2016 Review: Nakajima Racing

Perennial backmarkers for a number of years in the GT500 class, Nakajima Racing have made very little forward progress in the current decade. Their form in 2016 did nothing to change this current run of perplexing futility, finishing last in the standings for the fourth consecutive season.

#64 EPSON Honda NSX Concept-GT

Drivers: Daisuke Nakajima / Bertrand Baguette
GT500 Drivers’ Championship: 18th Place (7 points)
GT300 Teams’ Championship: 15th Place (22 points)
Best Finish: 5th (Buriram)
Best Qualifying: 5th (Motegi I)

Anyone who has just started watching the Autobacs Super GT Series in the last handful of years has never seen a successful Nakajima Racing team.
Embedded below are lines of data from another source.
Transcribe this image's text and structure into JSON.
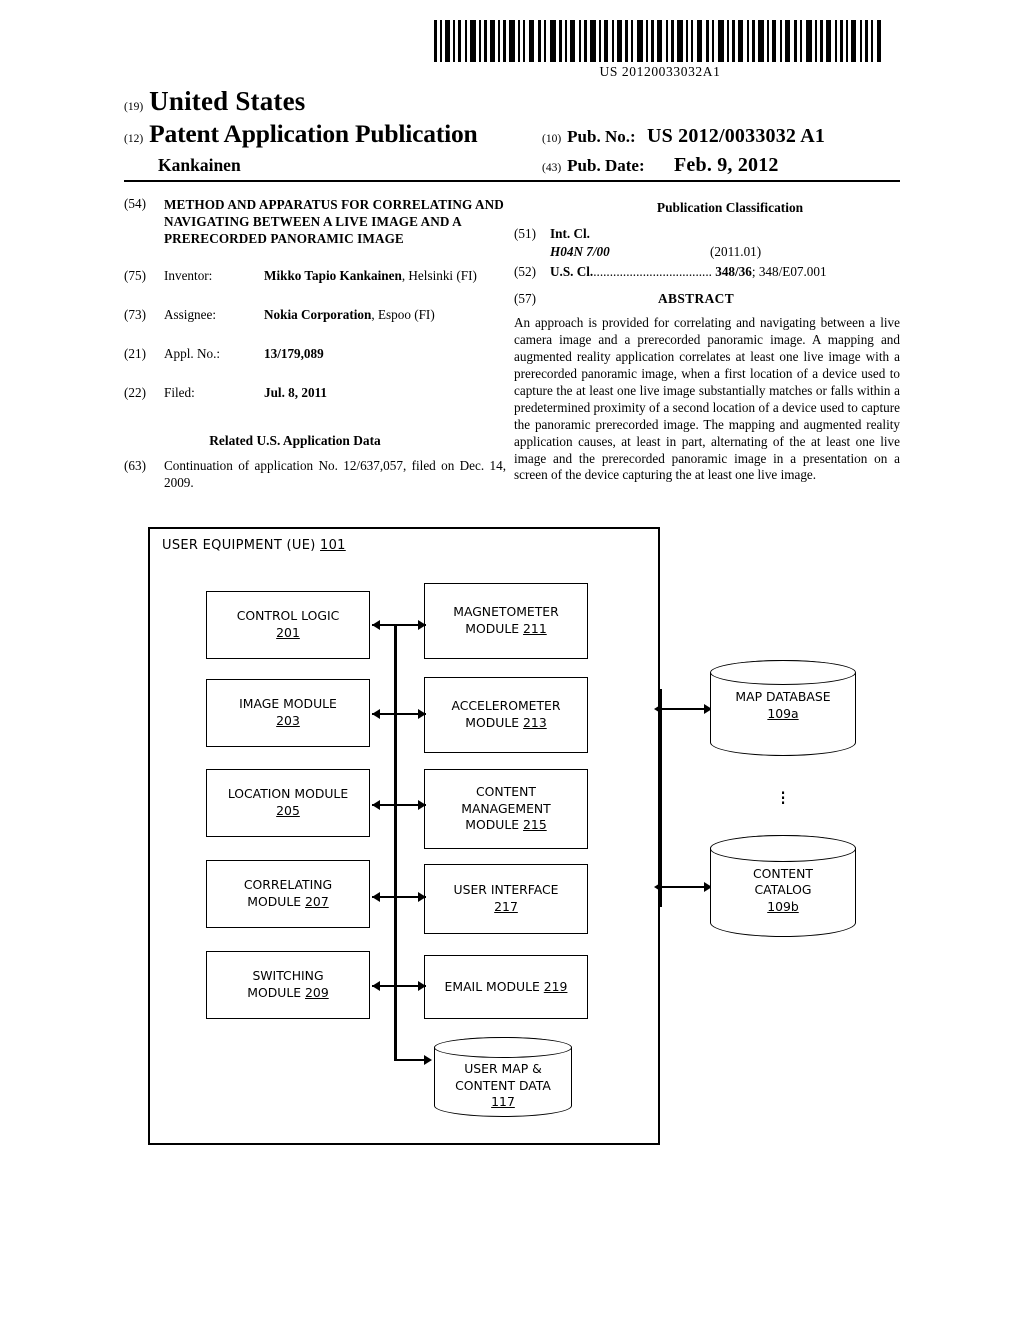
{
  "barcode": {
    "publication_number_text": "US 20120033032A1",
    "icon": "barcode"
  },
  "masthead": {
    "code_19": "(19)",
    "country": "United States",
    "code_12": "(12)",
    "doc_type": "Patent Application Publication",
    "inventor_surname": "Kankainen",
    "code_10": "(10)",
    "pub_no_label": "Pub. No.:",
    "pub_no_value": "US 2012/0033032 A1",
    "code_43": "(43)",
    "pub_date_label": "Pub. Date:",
    "pub_date_value": "Feb. 9, 2012"
  },
  "left_column": {
    "title_code": "(54)",
    "title": "METHOD AND APPARATUS FOR CORRELATING AND NAVIGATING BETWEEN A LIVE IMAGE AND A PRERECORDED PANORAMIC IMAGE",
    "fields": [
      {
        "code": "(75)",
        "label": "Inventor:",
        "value_bold": "Mikko Tapio Kankainen",
        "value_rest": ", Helsinki (FI)"
      },
      {
        "code": "(73)",
        "label": "Assignee:",
        "value_bold": "Nokia Corporation",
        "value_rest": ", Espoo (FI)"
      },
      {
        "code": "(21)",
        "label": "Appl. No.:",
        "value_bold": "13/179,089",
        "value_rest": ""
      },
      {
        "code": "(22)",
        "label": "Filed:",
        "value_bold": "Jul. 8, 2011",
        "value_rest": ""
      }
    ],
    "related_heading": "Related U.S. Application Data",
    "related_code": "(63)",
    "related_text": "Continuation of application No. 12/637,057, filed on Dec. 14, 2009."
  },
  "right_column": {
    "classification_heading": "Publication Classification",
    "int_cl_code": "(51)",
    "int_cl_label": "Int. Cl.",
    "int_cl_symbol": "H04N 7/00",
    "int_cl_version": "(2011.01)",
    "us_cl_code": "(52)",
    "us_cl_label": "U.S. Cl.",
    "us_cl_leader": "....................................",
    "us_cl_value_bold": "348/36",
    "us_cl_value_rest": "; 348/E07.001",
    "abstract_code": "(57)",
    "abstract_heading": "ABSTRACT",
    "abstract_text": "An approach is provided for correlating and navigating between a live camera image and a prerecorded panoramic image. A mapping and augmented reality application correlates at least one live image with a prerecorded panoramic image, when a first location of a device used to capture the at least one live image substantially matches or falls within a predetermined proximity of a second location of a device used to capture the panoramic prerecorded image. The mapping and augmented reality application causes, at least in part, alternating of the at least one live image and the prerecorded panoramic image in a presentation on a screen of the device capturing the at least one live image."
  },
  "figure": {
    "container_label": "USER EQUIPMENT (UE)",
    "container_ref": "101",
    "modules": [
      {
        "name": "CONTROL LOGIC",
        "ref": "201",
        "lines": [
          "CONTROL LOGIC"
        ]
      },
      {
        "name": "IMAGE MODULE",
        "ref": "203",
        "lines": [
          "IMAGE MODULE"
        ]
      },
      {
        "name": "LOCATION MODULE",
        "ref": "205",
        "lines": [
          "LOCATION MODULE"
        ]
      },
      {
        "name": "CORRELATING MODULE",
        "ref": "207",
        "lines": [
          "CORRELATING",
          "MODULE"
        ]
      },
      {
        "name": "SWITCHING MODULE",
        "ref": "209",
        "lines": [
          "SWITCHING",
          "MODULE"
        ]
      },
      {
        "name": "MAGNETOMETER MODULE",
        "ref": "211",
        "lines": [
          "MAGNETOMETER",
          "MODULE"
        ]
      },
      {
        "name": "ACCELEROMETER MODULE",
        "ref": "213",
        "lines": [
          "ACCELEROMETER",
          "MODULE"
        ]
      },
      {
        "name": "CONTENT MANAGEMENT MODULE",
        "ref": "215",
        "lines": [
          "CONTENT",
          "MANAGEMENT",
          "MODULE"
        ]
      },
      {
        "name": "USER INTERFACE",
        "ref": "217",
        "lines": [
          "USER INTERFACE"
        ]
      },
      {
        "name": "EMAIL MODULE",
        "ref": "219",
        "lines": [
          "EMAIL MODULE"
        ]
      }
    ],
    "module_text": {
      "control_logic_l1": "CONTROL LOGIC",
      "control_logic_ref": "201",
      "image_module_l1": "IMAGE MODULE",
      "image_module_ref": "203",
      "location_module_l1": "LOCATION MODULE",
      "location_module_ref": "205",
      "correlating_l1": "CORRELATING",
      "correlating_l2": "MODULE",
      "correlating_ref": "207",
      "switching_l1": "SWITCHING",
      "switching_l2": "MODULE",
      "switching_ref": "209",
      "magnetometer_l1": "MAGNETOMETER",
      "magnetometer_l2": "MODULE",
      "magnetometer_ref": "211",
      "accelerometer_l1": "ACCELEROMETER",
      "accelerometer_l2": "MODULE",
      "accelerometer_ref": "213",
      "content_mgmt_l1": "CONTENT",
      "content_mgmt_l2": "MANAGEMENT",
      "content_mgmt_l3": "MODULE",
      "content_mgmt_ref": "215",
      "user_interface_l1": "USER INTERFACE",
      "user_interface_ref": "217",
      "email_l1": "EMAIL MODULE",
      "email_ref": "219"
    },
    "datastores": {
      "user_map_l1": "USER MAP &",
      "user_map_l2": "CONTENT DATA",
      "user_map_ref": "117",
      "map_db_l1": "MAP DATABASE",
      "map_db_ref": "109a",
      "content_catalog_l1": "CONTENT",
      "content_catalog_l2": "CATALOG",
      "content_catalog_ref": "109b",
      "ellipsis": "⋮"
    }
  }
}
This decade, they’ve come as close to winning a race as a pitstop blunder in the 2010 Suzuka 1000km, and crashing out of a heated duel in the rain in Autopolis in 2012.

Nakajima Racing have been Dunlop’s sole tyre carrier in GT500 for six years, and the lack of support is starting from other teams has stuck out like a bloody thumb. But most disheartening of all: After this season, their current run since their last GT500 race win is now stretched to nine full seasons since their last victory, the 2007 Fuji 300km GT Race.

For context, this team could be counted on for multiple wins in a season in the late ’90s and early-aughts with the first-generation NSX. The likes of Tsugio Matsuda, Andre Lotterer, and Loic Duval once drove for and won races with Nakajima. They could be compared to another fallen giant of yesteryear in another racing series: Roush Fenway Racing, the former juggernaut of NASCAR who have now become glorified mid-gridders.

epson-02
© Nakajima Racing

Take all that recent futility for the team, then stack it on top of Honda’s all-around futility in 2016 in what was their worst season in two decades, and you have a recipe for something that isn’t very fun at all.

There were a few positives in 2016: The first, that they finished all eight races, something they haven’t done since 2011. The second, something else Nakajima Racing hadn’t done since 2011: Finish in the top five in a dry-weather race, which they did in a genuinely impressive effort at Buriram, Thailand in October.

If anything is ailing Epson Nakajima Racing over the last few years, be it the troublesome NSX Concept-GT, be it the Dunlop tyres, or a lack of top-notch engineers – it can be safely said that it’s not the fault of the drivers. Yes, Belgium’s Bertrand Baguette is an internationally-proven driver in his own right, but he and Daisuke Nakajima have a very healthy synergy between Super GT and Super Formula in the same team.

And it can be genuinely argued that Nakajima, who’s a few years younger, has also become a half-step quicker than his Belgian running mate in 2016.

epson-drivers-06
© Nakajima Racing

The wet-weather conditions that the EPSON NSX has thrived in, scoring their last three podiums over the last five years, never really turned up in any of the races – but Baguette tamed a wet qualifying on Saturday in Motegi to get the team’s best grid position of 2016.

All that said, they were still last of the full-time driver pairings in terms of points, Nakajima Racing were last in the teams’ championship, and their current run of futility just seems like it won’t end with things as they have been for the last six or seven years.

Nakajima Racing will keep Baguette for 2017, while the youngest of the Nakajima brothers moves on to Team Mugen, to be replaced by former ARTA driver Kosuke Matsuura. They might also get a fellow Dunlop team to run with next season, for the first time since 2010.

Take into account Satoru Nakajima’s legendary status in the Japanese motor racing world, the stature of Epson as one of the few universally recognized title sponsors in Super GT, and their superb driver lineup and so many other factors that should indicate success, Nakajima Racing’s never-ending run of futility, of just making up the numbers at the back of the order in the premier class of GT500, is mostly perplexing, and in some respects, inexcusable.

Surely, surely it can’t, it won’t get worse in 2017…will it?